Disclosure of Invention
The invention aims to provide an artificial intelligence algorithm model for building a personalized recommendation engine, so as to solve the problems in the background technology.
The purpose of the invention is realized by the following technical scheme: the method for building the artificial intelligence algorithm model of the personalized recommendation engine comprises the following steps of:
1) characteristic polymerization mode
The feature aggregation method is an absolute value-based aggregation method, wherein some absolute value intervals are set, and features are aggregated to corresponding intervals according to click rate or registration rate; considering the distribution of the click rate or registration rate of the features, setting a region with a smaller value; considering that the effect of 'dividing a region with a small value and a small interval' can be achieved by performing exponential transformation on the click rate or the registration rate, the exponential transformation is described as follows:
x _ i is the click rate or registration rate of the feature i, y _ i is the transformation result, and considering a sorting-based method, y _ i is set as a sorting rate: rank _ i/n; we calculate the value of alpha:
taking data of a 10008 channel as an example, calculating alpha to be 0.22 for the click rate characteristic, and calculating alpha to be 0.5 for the registration rate characteristic;
and (3) performing integer transformation on the transformed y _ i to realize feature aggregation:
because alpha is estimated based on the sorting, y _ i is distributed more uniformly between [0,1], and therefore the setting of m is also closer to the feature number after aggregation; let us set m of click rate model 1000 and m of registration rate model 500;
2) code flow
get_alpha.py
Calculating and testing the exponential transformation parameter alpha, and inputting: and (3) outputting floating point numbers between 0 and 1 obtained by dividing the rows: the input data is exponentially transformed to have a count distribution over 100 sub-buckets, and an alpha value,
ctr_feature_stat.sh
modifying the analysis _ cross _ features task uses a script of
analysis _ cross _ features _ alpha. py or
analysis _ cross _ features _ share _ param.py, and associated configurations, such as:
analysis_ctr.10008.confrun_all.sh/run_rgr_all.sh
model incremental update is performed by specifying the online flag bit (second parameter):
CTR _ FEATURES _ stat.sh reads incremental training data (ensuring that the sampling rate of negative samples is consistent with the original data) specified by a configuration file CTR _ ONLINE _ FEATURES, generates new mappingtable cal _ features.sh, reads the incremental training data, and generates incremental training samples;
and reading the increment training sample and the current model parameter, performing increment training, and generating a new ctrmappingtable and the like.

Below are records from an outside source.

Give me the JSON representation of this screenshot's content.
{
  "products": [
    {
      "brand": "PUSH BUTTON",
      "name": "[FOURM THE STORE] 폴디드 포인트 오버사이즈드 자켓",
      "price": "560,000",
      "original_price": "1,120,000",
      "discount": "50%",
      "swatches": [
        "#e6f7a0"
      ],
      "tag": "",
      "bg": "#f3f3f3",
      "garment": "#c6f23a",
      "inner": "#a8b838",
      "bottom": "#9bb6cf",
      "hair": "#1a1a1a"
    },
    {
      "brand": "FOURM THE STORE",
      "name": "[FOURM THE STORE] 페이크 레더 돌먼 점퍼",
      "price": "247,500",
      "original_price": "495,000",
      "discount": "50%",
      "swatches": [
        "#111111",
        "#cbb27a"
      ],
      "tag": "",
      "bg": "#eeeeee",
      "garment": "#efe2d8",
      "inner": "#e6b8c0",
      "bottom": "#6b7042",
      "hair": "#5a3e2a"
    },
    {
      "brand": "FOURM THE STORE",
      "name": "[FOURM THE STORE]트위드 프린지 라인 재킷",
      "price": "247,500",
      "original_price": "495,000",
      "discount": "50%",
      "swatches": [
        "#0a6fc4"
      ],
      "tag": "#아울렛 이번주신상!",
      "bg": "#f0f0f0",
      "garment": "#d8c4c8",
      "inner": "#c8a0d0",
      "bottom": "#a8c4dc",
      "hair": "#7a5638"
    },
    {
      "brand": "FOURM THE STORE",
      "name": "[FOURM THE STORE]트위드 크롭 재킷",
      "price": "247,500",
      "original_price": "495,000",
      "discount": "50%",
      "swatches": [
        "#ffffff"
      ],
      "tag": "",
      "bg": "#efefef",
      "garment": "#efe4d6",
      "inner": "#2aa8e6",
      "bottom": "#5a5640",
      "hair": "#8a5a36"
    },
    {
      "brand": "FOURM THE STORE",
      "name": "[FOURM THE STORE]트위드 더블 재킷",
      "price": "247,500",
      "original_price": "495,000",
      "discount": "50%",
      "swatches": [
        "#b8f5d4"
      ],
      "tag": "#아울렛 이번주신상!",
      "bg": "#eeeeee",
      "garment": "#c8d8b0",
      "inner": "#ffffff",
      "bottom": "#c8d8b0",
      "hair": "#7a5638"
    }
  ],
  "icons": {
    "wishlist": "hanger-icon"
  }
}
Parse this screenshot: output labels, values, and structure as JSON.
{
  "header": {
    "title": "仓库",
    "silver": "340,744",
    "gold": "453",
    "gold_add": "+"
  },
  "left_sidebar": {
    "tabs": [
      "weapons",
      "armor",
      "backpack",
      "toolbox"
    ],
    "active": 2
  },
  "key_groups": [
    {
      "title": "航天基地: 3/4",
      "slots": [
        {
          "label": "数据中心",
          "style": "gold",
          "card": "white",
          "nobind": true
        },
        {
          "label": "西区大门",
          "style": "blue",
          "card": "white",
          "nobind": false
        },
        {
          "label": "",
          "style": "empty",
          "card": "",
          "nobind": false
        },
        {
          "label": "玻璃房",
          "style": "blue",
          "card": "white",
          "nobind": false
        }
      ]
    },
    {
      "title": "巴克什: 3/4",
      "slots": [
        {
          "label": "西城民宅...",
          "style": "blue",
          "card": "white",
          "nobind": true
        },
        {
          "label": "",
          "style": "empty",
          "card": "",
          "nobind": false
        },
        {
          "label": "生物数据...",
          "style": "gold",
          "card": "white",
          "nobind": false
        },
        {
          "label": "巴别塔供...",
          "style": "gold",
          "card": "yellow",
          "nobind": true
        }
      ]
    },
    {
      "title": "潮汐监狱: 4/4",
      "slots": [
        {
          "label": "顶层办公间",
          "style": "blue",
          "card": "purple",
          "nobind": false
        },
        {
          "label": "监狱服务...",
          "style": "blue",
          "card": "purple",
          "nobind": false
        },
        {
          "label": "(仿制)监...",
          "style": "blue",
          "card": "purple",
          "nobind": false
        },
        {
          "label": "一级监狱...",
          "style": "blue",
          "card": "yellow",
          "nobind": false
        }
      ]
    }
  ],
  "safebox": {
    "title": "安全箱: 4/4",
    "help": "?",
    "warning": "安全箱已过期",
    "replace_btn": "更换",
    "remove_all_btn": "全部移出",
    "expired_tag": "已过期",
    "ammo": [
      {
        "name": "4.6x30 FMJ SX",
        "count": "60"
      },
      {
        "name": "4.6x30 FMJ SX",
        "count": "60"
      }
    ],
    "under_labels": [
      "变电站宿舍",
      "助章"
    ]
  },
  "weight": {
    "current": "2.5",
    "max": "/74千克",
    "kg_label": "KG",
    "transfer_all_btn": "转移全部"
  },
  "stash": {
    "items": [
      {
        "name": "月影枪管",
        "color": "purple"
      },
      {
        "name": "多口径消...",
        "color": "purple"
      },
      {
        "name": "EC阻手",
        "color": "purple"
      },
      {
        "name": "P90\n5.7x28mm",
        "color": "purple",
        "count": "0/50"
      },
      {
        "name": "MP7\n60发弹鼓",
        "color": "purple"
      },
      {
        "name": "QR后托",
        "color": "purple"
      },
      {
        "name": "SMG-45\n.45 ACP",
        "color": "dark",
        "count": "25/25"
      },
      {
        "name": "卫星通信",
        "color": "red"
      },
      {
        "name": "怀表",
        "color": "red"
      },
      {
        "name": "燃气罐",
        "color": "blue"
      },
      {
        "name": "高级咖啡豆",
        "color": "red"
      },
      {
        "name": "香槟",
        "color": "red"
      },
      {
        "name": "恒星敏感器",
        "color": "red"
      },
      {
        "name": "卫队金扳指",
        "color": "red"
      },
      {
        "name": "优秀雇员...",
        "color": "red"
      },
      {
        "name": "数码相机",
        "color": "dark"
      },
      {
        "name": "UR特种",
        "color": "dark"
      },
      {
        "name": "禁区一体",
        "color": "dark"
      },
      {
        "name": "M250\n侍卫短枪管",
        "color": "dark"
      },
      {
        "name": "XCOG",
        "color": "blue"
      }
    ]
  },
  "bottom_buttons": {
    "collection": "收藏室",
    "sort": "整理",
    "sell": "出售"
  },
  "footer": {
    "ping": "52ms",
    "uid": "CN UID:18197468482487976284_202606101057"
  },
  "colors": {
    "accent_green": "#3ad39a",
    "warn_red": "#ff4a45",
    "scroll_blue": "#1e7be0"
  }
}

Further, the processing mode of the online sample feature missing of the artificial intelligence algorithm model for building the personalized recommendation engine comprises the following steps:
solution 1: in the scheme used initially, a certain proportion of samples are copied, and then the characteristic value is set to be-1 to serve as a parameter of the characteristic when the characteristic does not exist, so that the problem can be solved well;
solution 2: when initializing the model, directly taking the parameter of the constant item of the model corresponding to the statistical average value of the sample, so that the reference value of the model becomes a more reasonable statistical average value, and when the characteristics are lacked, the model is regressed to the statistical average value, and the problem can be solved;
solution 3: constant terms are determined using solution 2 while copying the sample and discarding features randomly or setting a value of-1 using solution 1.
The invention has the beneficial effects that:
1. fast statistical analysis query: IndexR uses columnar storage, provides efficient indexing for very large data sets, and reduces IO by filtering out extraneous data, quickly locating valid data. It uses an excellent Apach Drill as the upper query engine. It is especially suitable for ad-hoc OLAP query.
2. Data real-time import: IndexR supports ultra-high speed real-time import of data. As soon as the data reaches the IndexR node, it can be queried. Real-time data and historical data can be looked up together, and the so-called T +1 architecture does not need to be considered. And distinguished from other similarly functioning systems, IndexR never actively discards any data.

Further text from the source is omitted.